If no medical specimens exist, a secondary standard may be available if the personal belongings of the deceased individual are still in existence. For example, toothbrushes, hairbrushes, glasses or contacts, pipes, canes, hats, etc. can all yield DNA profiles. Another possible specimen retained by family members are baby teeth. If none of these are available perhaps a letter confirmed to be from the individual can be located and tested for DNA (flap and stamp area).
It also may be possible to “recreate” the suspect’s DNA profile using family members. The more family members that are available the easier this becomes. At a minimum, the Y-STR or mitochondrial DNA profile from a relative could indicate if the person of interest can be eliminated from suspicion or not.

Storage Problems
Another cold case peril includes improper storage of evidence items. For example, cold case evidence may have been stored at room temperature, or even worse, in a hot storage shed somewhere. Even if the items had been refrigerated or frozen, it is possible that at some point over the years the electricity went out, or the fridges or freezers broke down, leading to moldy, degraded evidence. While modern forensic testing can overcome some degree of degradation, the evidence may be too far gone to obtain a profile.

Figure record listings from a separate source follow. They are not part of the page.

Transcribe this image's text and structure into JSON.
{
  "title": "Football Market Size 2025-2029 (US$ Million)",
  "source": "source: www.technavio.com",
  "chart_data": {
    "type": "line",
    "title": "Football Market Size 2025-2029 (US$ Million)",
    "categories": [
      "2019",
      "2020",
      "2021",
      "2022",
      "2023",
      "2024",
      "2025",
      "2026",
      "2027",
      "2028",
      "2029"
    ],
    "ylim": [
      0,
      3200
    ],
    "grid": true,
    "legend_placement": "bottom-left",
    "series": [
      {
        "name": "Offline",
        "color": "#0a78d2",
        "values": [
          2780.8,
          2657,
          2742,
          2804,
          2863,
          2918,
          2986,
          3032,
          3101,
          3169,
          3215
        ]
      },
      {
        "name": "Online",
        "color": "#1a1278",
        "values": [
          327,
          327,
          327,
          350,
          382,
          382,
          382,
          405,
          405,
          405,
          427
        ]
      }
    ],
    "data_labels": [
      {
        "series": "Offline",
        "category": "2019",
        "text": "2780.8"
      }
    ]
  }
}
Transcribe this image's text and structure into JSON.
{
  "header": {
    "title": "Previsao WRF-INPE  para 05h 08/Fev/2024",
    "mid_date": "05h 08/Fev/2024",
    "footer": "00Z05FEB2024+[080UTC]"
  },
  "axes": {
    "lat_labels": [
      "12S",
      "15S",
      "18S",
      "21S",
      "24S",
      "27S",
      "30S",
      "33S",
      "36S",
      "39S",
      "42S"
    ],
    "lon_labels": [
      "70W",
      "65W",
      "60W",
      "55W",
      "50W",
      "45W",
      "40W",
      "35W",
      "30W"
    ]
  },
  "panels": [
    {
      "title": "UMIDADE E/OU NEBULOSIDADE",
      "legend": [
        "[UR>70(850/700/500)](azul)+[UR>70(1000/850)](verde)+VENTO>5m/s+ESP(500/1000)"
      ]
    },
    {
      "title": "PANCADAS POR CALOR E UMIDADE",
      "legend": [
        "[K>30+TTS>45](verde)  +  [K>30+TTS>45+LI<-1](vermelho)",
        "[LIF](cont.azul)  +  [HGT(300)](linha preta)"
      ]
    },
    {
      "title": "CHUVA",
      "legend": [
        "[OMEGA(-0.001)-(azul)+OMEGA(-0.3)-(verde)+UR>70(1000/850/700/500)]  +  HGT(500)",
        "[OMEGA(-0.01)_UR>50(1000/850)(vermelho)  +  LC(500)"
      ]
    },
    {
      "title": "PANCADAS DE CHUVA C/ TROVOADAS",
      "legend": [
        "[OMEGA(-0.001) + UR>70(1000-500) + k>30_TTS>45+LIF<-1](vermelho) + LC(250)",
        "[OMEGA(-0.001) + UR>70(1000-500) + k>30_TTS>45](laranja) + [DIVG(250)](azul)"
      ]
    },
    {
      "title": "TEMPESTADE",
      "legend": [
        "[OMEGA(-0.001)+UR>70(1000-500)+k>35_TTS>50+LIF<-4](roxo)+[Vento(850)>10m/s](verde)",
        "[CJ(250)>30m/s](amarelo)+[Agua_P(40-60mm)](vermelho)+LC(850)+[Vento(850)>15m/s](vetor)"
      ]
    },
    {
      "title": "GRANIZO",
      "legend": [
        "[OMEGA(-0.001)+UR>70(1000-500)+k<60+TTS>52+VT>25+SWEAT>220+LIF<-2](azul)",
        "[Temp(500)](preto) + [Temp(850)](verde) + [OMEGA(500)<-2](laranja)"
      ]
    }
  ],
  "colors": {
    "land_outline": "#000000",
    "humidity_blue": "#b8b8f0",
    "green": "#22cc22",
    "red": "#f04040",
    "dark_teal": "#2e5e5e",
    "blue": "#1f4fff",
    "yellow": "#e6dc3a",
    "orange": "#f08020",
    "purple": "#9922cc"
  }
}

This leads us to another possible issue. The older a sample is, the more likely it is to show signs of degradation (especially if it hasn’t been stored properly). In some cases, no results may be obtained. In other cases, a partial profile may be obtained. If enough loci are developed, the partial profile can still be searched in the State DNA database. If a partial profile is obtained and searched at the State level, one must be aware that it is possible (especially given the large number of DNA profiles that are now in the database) that a “coincidental” match could occur. DNA testing does not look at the entire DNA molecule, instead only 15 areas are examined. If a full profile is developed, the probability of the DNA coming from someone other than the person it matches is exceedingly rare, if not impossible. However, if a partial profile is obtained, and a cold hit occurs in the database, the investigator must be aware of the possibility of a coincidental match – especially if there is no other corroborating evidence. In this case, more investigation will be required to try to eliminate or include the suspect as the true perpetrator of the crime.